Пелагея Романовна села на диван рядом с дочерью, ласково обняла за плечи, взволнованно заговорила:
— Тебе, дочка, на работу поступить надо. Без работы человек, как муха в паутине. Ровно слепой, жизни не видит. Сердцем ржавеет. Ты сейчас не на ту дорожку вышла. Кривая та дорожка, пропадешь на ней. Не тебя виню, себя. Я виновата. Одна я! Придет время, поймешь! А хочешь, расскажу, как это вышло, что ты… что мы… врозь жили. Почему я тебя, маленькую, дяде отдала. Не совсем, погостить только, а вышло… видишь, как…
В этот вечер Нелли никуда не пошла: разговор с матерью затянулся до полуночи. Нелли вскипятила чай, собрала на стол, причем вызвалась на это сама, дескать, ты рассказывай, я все сделаю. Потом, лежа в постели, они продолжали разговаривать. Никто никогда не говорил так с Нелли. Дядя все больше шутил, насмешничал, поддразнивал, тетя читала наставления, учила жить. Оба они были большие, умные, а Нелли в их глазах — маленькая глупышка, которую надо постоянно водить за руку, утирать нос. Одна Егоровна, приходящая домработница, бывало, поругивала Нелли как взрослую, заставляла заправлять за собой постель, требовала, чтобы Нелли не раскидывала свои вещи за что и была рассчитана, заменена толстухой Лизой.

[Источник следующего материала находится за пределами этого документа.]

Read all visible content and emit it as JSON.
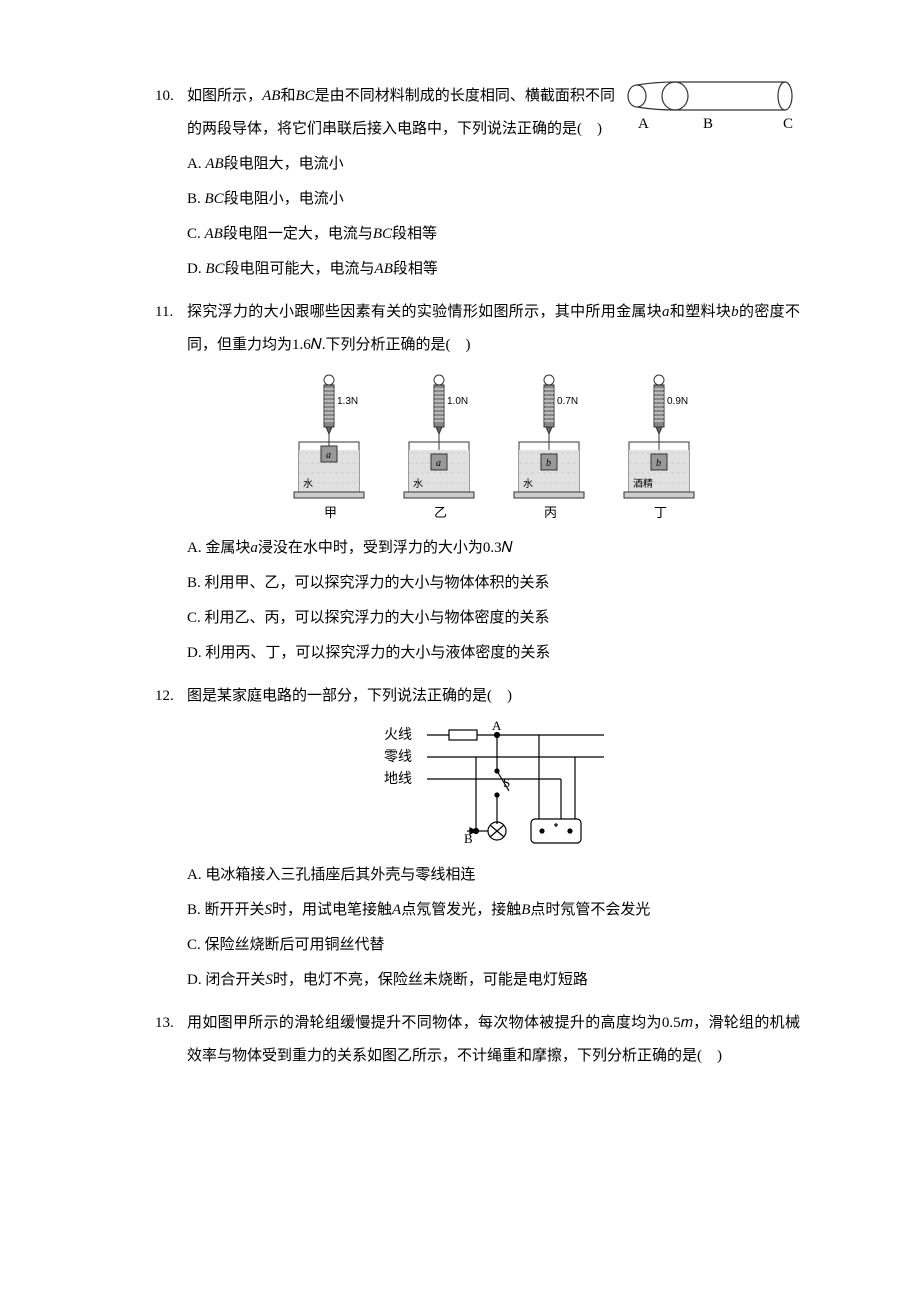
{
  "q10": {
    "num": "10.",
    "stem_parts": [
      "如图所示，",
      "AB",
      "和",
      "BC",
      "是由不同材料制成的长度相同、横截面积不同的两段导体，将它们串联后接入电路中，下列说法正确的是(　)"
    ],
    "options": {
      "A": [
        "AB",
        "段电阻大，电流小"
      ],
      "B": [
        "BC",
        "段电阻小，电流小"
      ],
      "C": [
        "AB",
        "段电阻一定大，电流与",
        "BC",
        "段相等"
      ],
      "D": [
        "BC",
        "段电阻可能大，电流与",
        "AB",
        "段相等"
      ]
    },
    "fig": {
      "labels": [
        "A",
        "B",
        "C"
      ],
      "stroke": "#333333"
    }
  },
  "q11": {
    "num": "11.",
    "stem_parts": [
      "探究浮力的大小跟哪些因素有关的实验情形如图所示，其中所用金属块",
      "a",
      "和塑料块",
      "b",
      "的密度不同，但重力均为",
      "1.6𝑁.",
      "下列分析正确的是(　)"
    ],
    "options": {
      "A": [
        "金属块",
        "a",
        "浸没在水中时，受到浮力的大小为",
        "0.3𝑁"
      ],
      "B": [
        "利用甲、乙，可以探究浮力的大小与物体体积的关系"
      ],
      "C": [
        "利用乙、丙，可以探究浮力的大小与物体密度的关系"
      ],
      "D": [
        "利用丙、丁，可以探究浮力的大小与液体密度的关系"
      ]
    },
    "figs": [
      {
        "reading": "1.3N",
        "block": "a",
        "liquid": "水",
        "label": "甲",
        "submerge": "partial"
      },
      {
        "reading": "1.0N",
        "block": "a",
        "liquid": "水",
        "label": "乙",
        "submerge": "full"
      },
      {
        "reading": "0.7N",
        "block": "b",
        "liquid": "水",
        "label": "丙",
        "submerge": "full"
      },
      {
        "reading": "0.9N",
        "block": "b",
        "liquid": "酒精",
        "label": "丁",
        "submerge": "full"
      }
    ],
    "fig_colors": {
      "water": "#dcdcdc",
      "block": "#a8a8a8",
      "scale": "#666666",
      "stroke": "#333333"
    }
  },
  "q12": {
    "num": "12.",
    "stem": "图是某家庭电路的一部分，下列说法正确的是(　)",
    "options": {
      "A": "电冰箱接入三孔插座后其外壳与零线相连",
      "B_parts": [
        "断开开关",
        "S",
        "时，用试电笔接触",
        "A",
        "点氖管发光，接触",
        "B",
        "点时氖管不会发光"
      ],
      "C": "保险丝烧断后可用铜丝代替",
      "D_parts": [
        "闭合开关",
        "S",
        "时，电灯不亮，保险丝未烧断，可能是电灯短路"
      ]
    },
    "fig": {
      "lines": [
        "火线",
        "零线",
        "地线"
      ],
      "labels": {
        "A": "A",
        "B": "B",
        "S": "S"
      },
      "stroke": "#000000"
    }
  },
  "q13": {
    "num": "13.",
    "stem_parts": [
      "用如图甲所示的滑轮组缓慢提升不同物体，每次物体被提升的高度均为",
      "0.5𝑚",
      "，滑轮组的机械效率与物体受到重力的关系如图乙所示，不计绳重和摩擦，下列分析正确的是(　)"
    ]
  }
}
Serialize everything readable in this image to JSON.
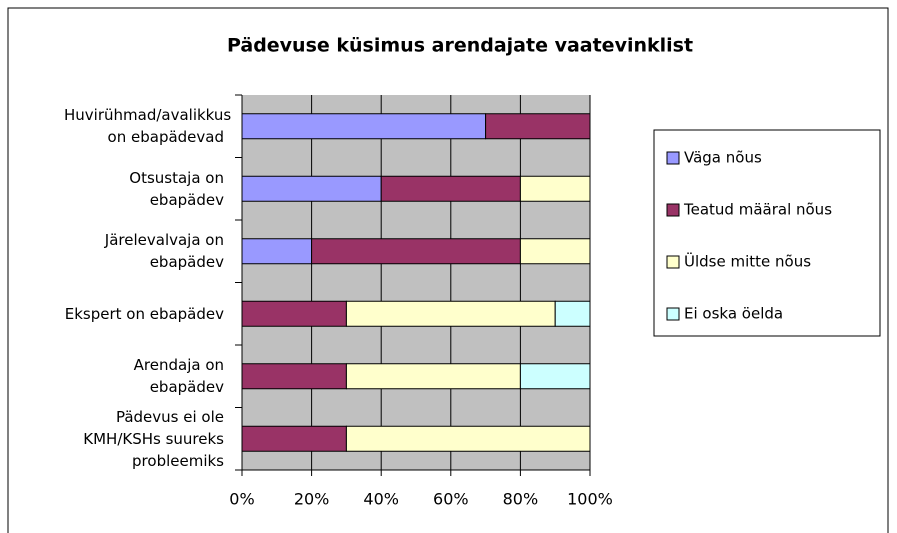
{
  "chart_data": {
    "type": "stacked-barh",
    "title": "Pädevuse küsimus arendajate vaatevinklist",
    "categories": [
      "Huvirühmad/avalikkus on ebapädevad",
      "Otsustaja on ebapädev",
      "Järelevalvaja on ebapädev",
      "Ekspert on ebapädev",
      "Arendaja on ebapädev",
      "Pädevus ei ole KMH/KSHs suureks probleemiks"
    ],
    "series": [
      {
        "name": "Väga nõus",
        "color": "#9999ff",
        "values": [
          70,
          40,
          20,
          0,
          0,
          0
        ]
      },
      {
        "name": "Teatud määral nõus",
        "color": "#993366",
        "values": [
          30,
          40,
          60,
          30,
          30,
          30
        ]
      },
      {
        "name": "Üldse mitte nõus",
        "color": "#ffffcc",
        "values": [
          0,
          20,
          20,
          60,
          50,
          70
        ]
      },
      {
        "name": "Ei oska öelda",
        "color": "#ccffff",
        "values": [
          0,
          0,
          0,
          10,
          20,
          0
        ]
      }
    ],
    "xlim": [
      0,
      100
    ],
    "xticks": [
      {
        "value": 0,
        "label": "0%"
      },
      {
        "value": 20,
        "label": "20%"
      },
      {
        "value": 40,
        "label": "40%"
      },
      {
        "value": 60,
        "label": "60%"
      },
      {
        "value": 80,
        "label": "80%"
      },
      {
        "value": 100,
        "label": "100%"
      }
    ],
    "grid": true,
    "legend": "right",
    "background": "#c0c0c0"
  }
}
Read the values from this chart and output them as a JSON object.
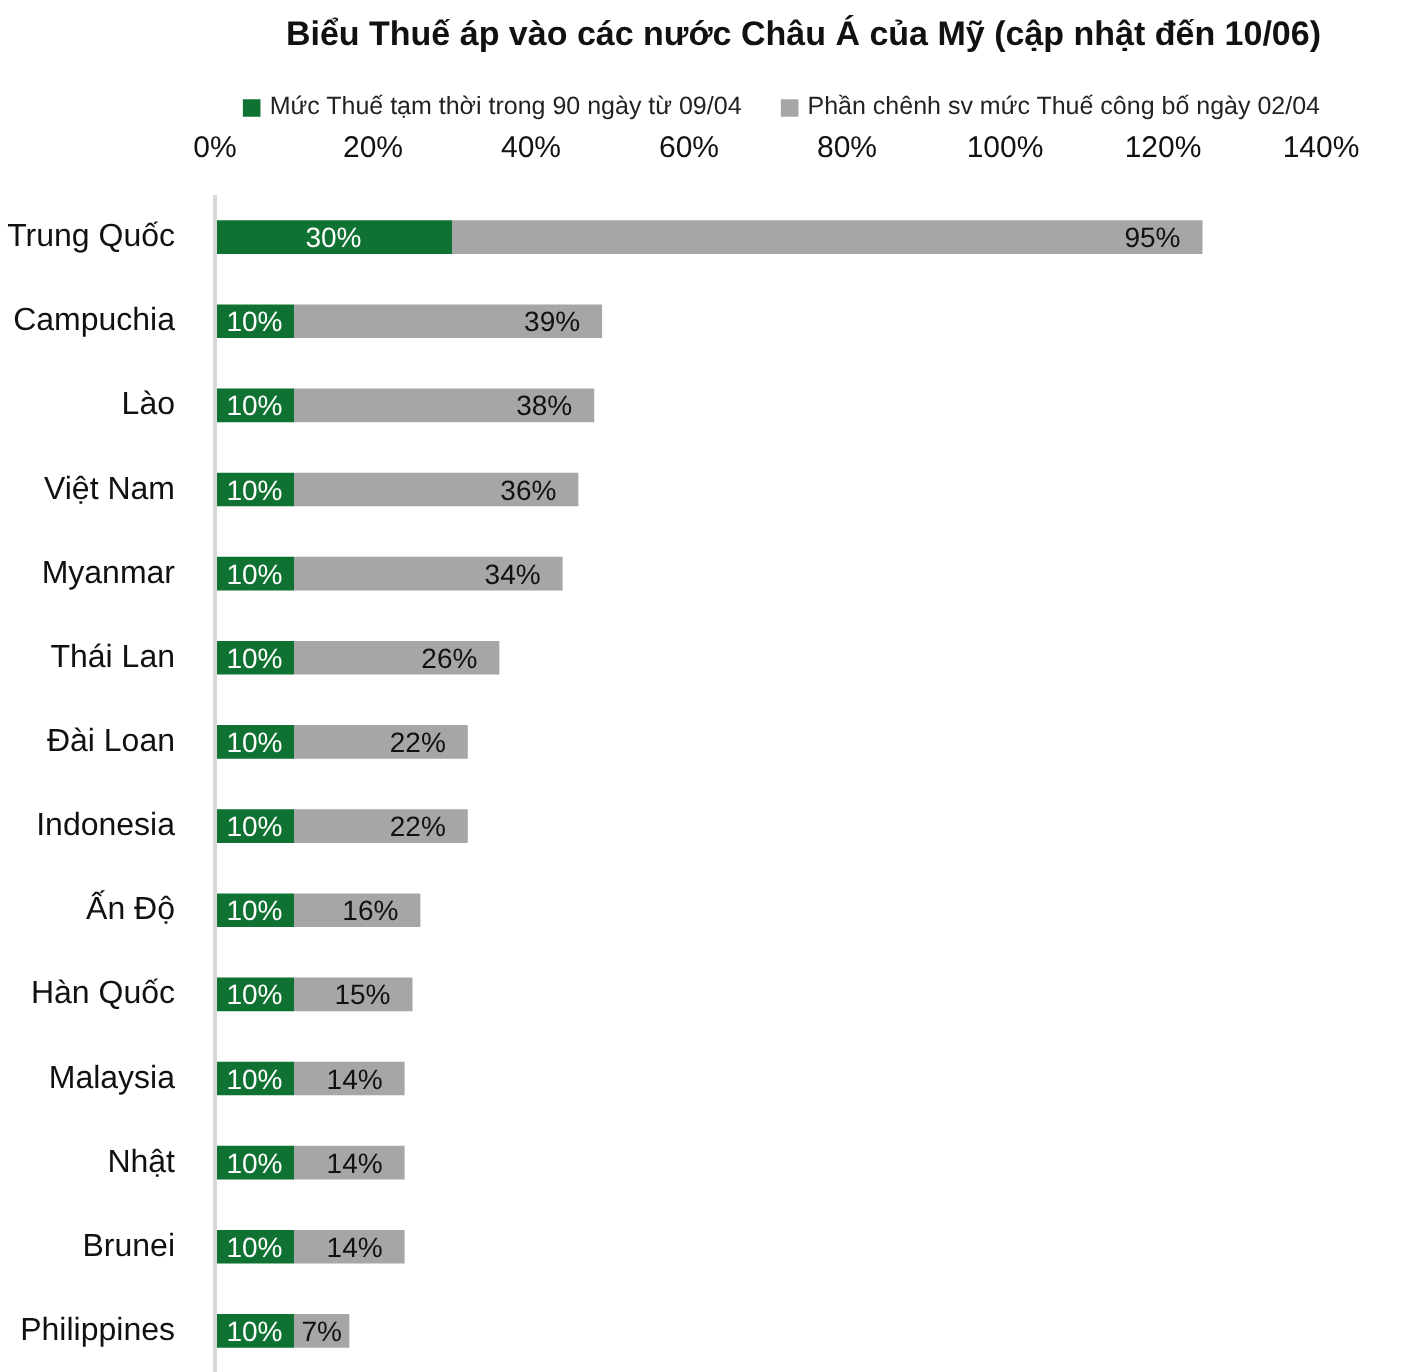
{
  "chart_data": {
    "type": "bar",
    "orientation": "horizontal",
    "stacked": true,
    "title": "Biểu Thuế áp vào các nước Châu Á của Mỹ (cập nhật đến 10/06)",
    "categories": [
      "Trung Quốc",
      "Campuchia",
      "Lào",
      "Việt Nam",
      "Myanmar",
      "Thái Lan",
      "Đài Loan",
      "Indonesia",
      "Ấn Độ",
      "Hàn Quốc",
      "Malaysia",
      "Nhật",
      "Brunei",
      "Philippines"
    ],
    "series": [
      {
        "name": "Mức Thuế tạm thời trong 90 ngày từ 09/04",
        "color": "#107232",
        "values": [
          30,
          10,
          10,
          10,
          10,
          10,
          10,
          10,
          10,
          10,
          10,
          10,
          10,
          10
        ],
        "value_labels": [
          "30%",
          "10%",
          "10%",
          "10%",
          "10%",
          "10%",
          "10%",
          "10%",
          "10%",
          "10%",
          "10%",
          "10%",
          "10%",
          "10%"
        ]
      },
      {
        "name": "Phần chênh sv mức Thuế công bố ngày 02/04",
        "color": "#a6a6a6",
        "values": [
          95,
          39,
          38,
          36,
          34,
          26,
          22,
          22,
          16,
          15,
          14,
          14,
          14,
          7
        ],
        "value_labels": [
          "95%",
          "39%",
          "38%",
          "36%",
          "34%",
          "26%",
          "22%",
          "22%",
          "16%",
          "15%",
          "14%",
          "14%",
          "14%",
          "7%"
        ]
      }
    ],
    "xlim": [
      0,
      140
    ],
    "xticks": [
      {
        "value": 0,
        "label": "0%"
      },
      {
        "value": 20,
        "label": "20%"
      },
      {
        "value": 40,
        "label": "40%"
      },
      {
        "value": 60,
        "label": "60%"
      },
      {
        "value": 80,
        "label": "80%"
      },
      {
        "value": 100,
        "label": "100%"
      },
      {
        "value": 120,
        "label": "120%"
      },
      {
        "value": 140,
        "label": "140%"
      }
    ],
    "grid": false,
    "legend": "top"
  }
}
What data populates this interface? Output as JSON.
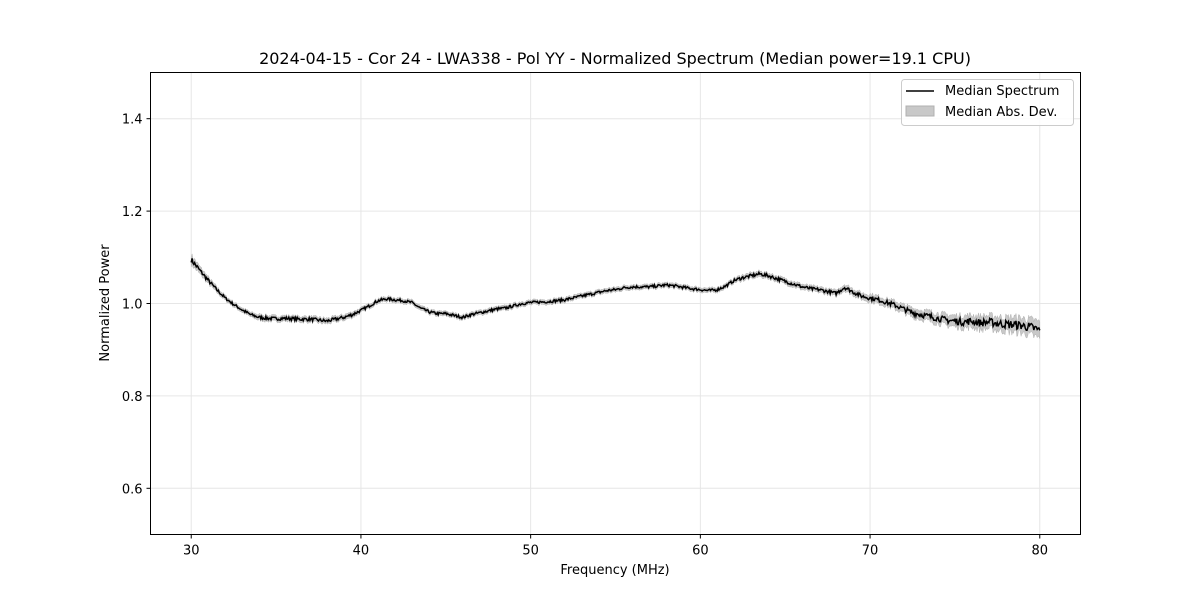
{
  "chart_data": {
    "type": "line",
    "title": "2024-04-15 - Cor 24 - LWA338 - Pol YY - Normalized Spectrum (Median power=19.1 CPU)",
    "xlabel": "Frequency (MHz)",
    "ylabel": "Normalized Power",
    "xlim": [
      27.6,
      82.4
    ],
    "ylim": [
      0.5,
      1.5
    ],
    "xticks": [
      30,
      40,
      50,
      60,
      70,
      80
    ],
    "yticks": [
      0.6,
      0.8,
      1.0,
      1.2,
      1.4
    ],
    "xtick_labels": [
      "30",
      "40",
      "50",
      "60",
      "70",
      "80"
    ],
    "ytick_labels": [
      "0.6",
      "0.8",
      "1.0",
      "1.2",
      "1.4"
    ],
    "grid": true,
    "legend_position": "top-right",
    "series": [
      {
        "name": "Median Spectrum",
        "color": "#000000",
        "x": [
          30,
          30.5,
          31,
          31.5,
          32,
          32.5,
          33,
          33.5,
          34,
          34.5,
          35,
          35.5,
          36,
          36.5,
          37,
          37.5,
          38,
          38.5,
          39,
          39.5,
          40,
          40.5,
          41,
          41.5,
          42,
          42.5,
          43,
          43.5,
          44,
          44.5,
          45,
          45.5,
          46,
          46.5,
          47,
          47.5,
          48,
          48.5,
          49,
          49.5,
          50,
          50.5,
          51,
          51.5,
          52,
          52.5,
          53,
          53.5,
          54,
          54.5,
          55,
          55.5,
          56,
          56.5,
          57,
          57.5,
          58,
          58.5,
          59,
          59.5,
          60,
          60.5,
          61,
          61.5,
          62,
          62.5,
          63,
          63.5,
          64,
          64.5,
          65,
          65.5,
          66,
          66.5,
          67,
          67.5,
          68,
          68.5,
          69,
          69.5,
          70,
          70.5,
          71,
          71.5,
          72,
          72.5,
          73,
          73.5,
          74,
          74.5,
          75,
          75.5,
          76,
          76.5,
          77,
          77.5,
          78,
          78.5,
          79,
          79.5,
          80
        ],
        "values": [
          1.095,
          1.072,
          1.05,
          1.03,
          1.012,
          0.998,
          0.986,
          0.976,
          0.97,
          0.968,
          0.967,
          0.968,
          0.967,
          0.966,
          0.966,
          0.964,
          0.962,
          0.966,
          0.97,
          0.976,
          0.985,
          0.995,
          1.006,
          1.01,
          1.008,
          1.006,
          1.002,
          0.99,
          0.982,
          0.978,
          0.978,
          0.974,
          0.97,
          0.976,
          0.98,
          0.984,
          0.988,
          0.99,
          0.995,
          1.0,
          1.002,
          1.003,
          1.004,
          1.006,
          1.008,
          1.012,
          1.016,
          1.02,
          1.024,
          1.028,
          1.03,
          1.034,
          1.036,
          1.036,
          1.036,
          1.038,
          1.04,
          1.038,
          1.035,
          1.032,
          1.03,
          1.028,
          1.03,
          1.038,
          1.05,
          1.056,
          1.06,
          1.064,
          1.06,
          1.054,
          1.048,
          1.042,
          1.036,
          1.032,
          1.03,
          1.026,
          1.022,
          1.035,
          1.025,
          1.016,
          1.012,
          1.008,
          1.002,
          0.996,
          0.988,
          0.98,
          0.976,
          0.972,
          0.968,
          0.964,
          0.962,
          0.96,
          0.962,
          0.958,
          0.96,
          0.957,
          0.955,
          0.954,
          0.952,
          0.948,
          0.942
        ]
      }
    ],
    "band": {
      "name": "Median Abs. Dev.",
      "color": "#c8c8c8",
      "deviation": [
        0.01,
        0.008,
        0.007,
        0.006,
        0.005,
        0.005,
        0.005,
        0.005,
        0.006,
        0.006,
        0.006,
        0.006,
        0.006,
        0.006,
        0.006,
        0.006,
        0.006,
        0.006,
        0.006,
        0.006,
        0.005,
        0.005,
        0.005,
        0.005,
        0.005,
        0.005,
        0.005,
        0.005,
        0.005,
        0.005,
        0.005,
        0.005,
        0.005,
        0.005,
        0.005,
        0.005,
        0.005,
        0.005,
        0.005,
        0.005,
        0.005,
        0.005,
        0.005,
        0.005,
        0.005,
        0.005,
        0.005,
        0.005,
        0.005,
        0.005,
        0.005,
        0.005,
        0.005,
        0.005,
        0.005,
        0.005,
        0.005,
        0.005,
        0.005,
        0.005,
        0.005,
        0.005,
        0.005,
        0.005,
        0.005,
        0.006,
        0.006,
        0.006,
        0.006,
        0.006,
        0.006,
        0.006,
        0.006,
        0.006,
        0.006,
        0.006,
        0.006,
        0.007,
        0.007,
        0.007,
        0.008,
        0.008,
        0.008,
        0.009,
        0.009,
        0.01,
        0.01,
        0.011,
        0.011,
        0.012,
        0.012,
        0.013,
        0.013,
        0.014,
        0.014,
        0.015,
        0.015,
        0.016,
        0.016,
        0.017,
        0.018
      ]
    }
  }
}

Мать не насмешничала, не читала наставлений, она рассказывала. Говорила, как с близкой задушевной подругой, делилась тем, что наболело на душе, о чем, может, никогда никому не говорила, прятала в себе. Не плакала, не заламывала рук, не жаловалась на судьбу, никого не проклинала — просто вспоминала былое, и плохое, и хорошее. Иногда умолкала, как бы переживая вновь, потом снова принималась рассказывать. Нелли слушала, и странное ощущение владело ею: за рассказом матери, она, как сквозь тонкую пелену тумана, видела совершенно иную жизнь, о которой и не подозревала. Эта жизнь, как времена года — то холодная зима, то жаркое лето, то бурливая весна, то осенняя слякоть. И люди в этой жизни, полной суровых ветров и палящего зноя с редкими проблесками ласкового весеннего солнышка, не такие, как её дядя и тетя, как сама Нелли. Они, эти люди, сильные, гордые, чистые душой, готовые ь любую минуту прийти на помощь друг другу. Мать и сейчас какими-то незримыми нитями привязана к этой жизни, к этим людям, а Нелли — в стороне. «Не на ту дорожку вышла…». Может быть, не на ту. Но при чем тут мать? Ежели уж кого винить, так это тетю — она же воспитала Нелли, вывела на «кривую дорожку». А с другой стороны, что плохого сделала ей тетя? Жила бы Нелли здесь, с матерью, стала бы такой же заводской рабочей, только и всего. Всю жизнь прозябать за станком… Нет! Поздно. И не надо, думать об этом, матери — свое, ей — свое.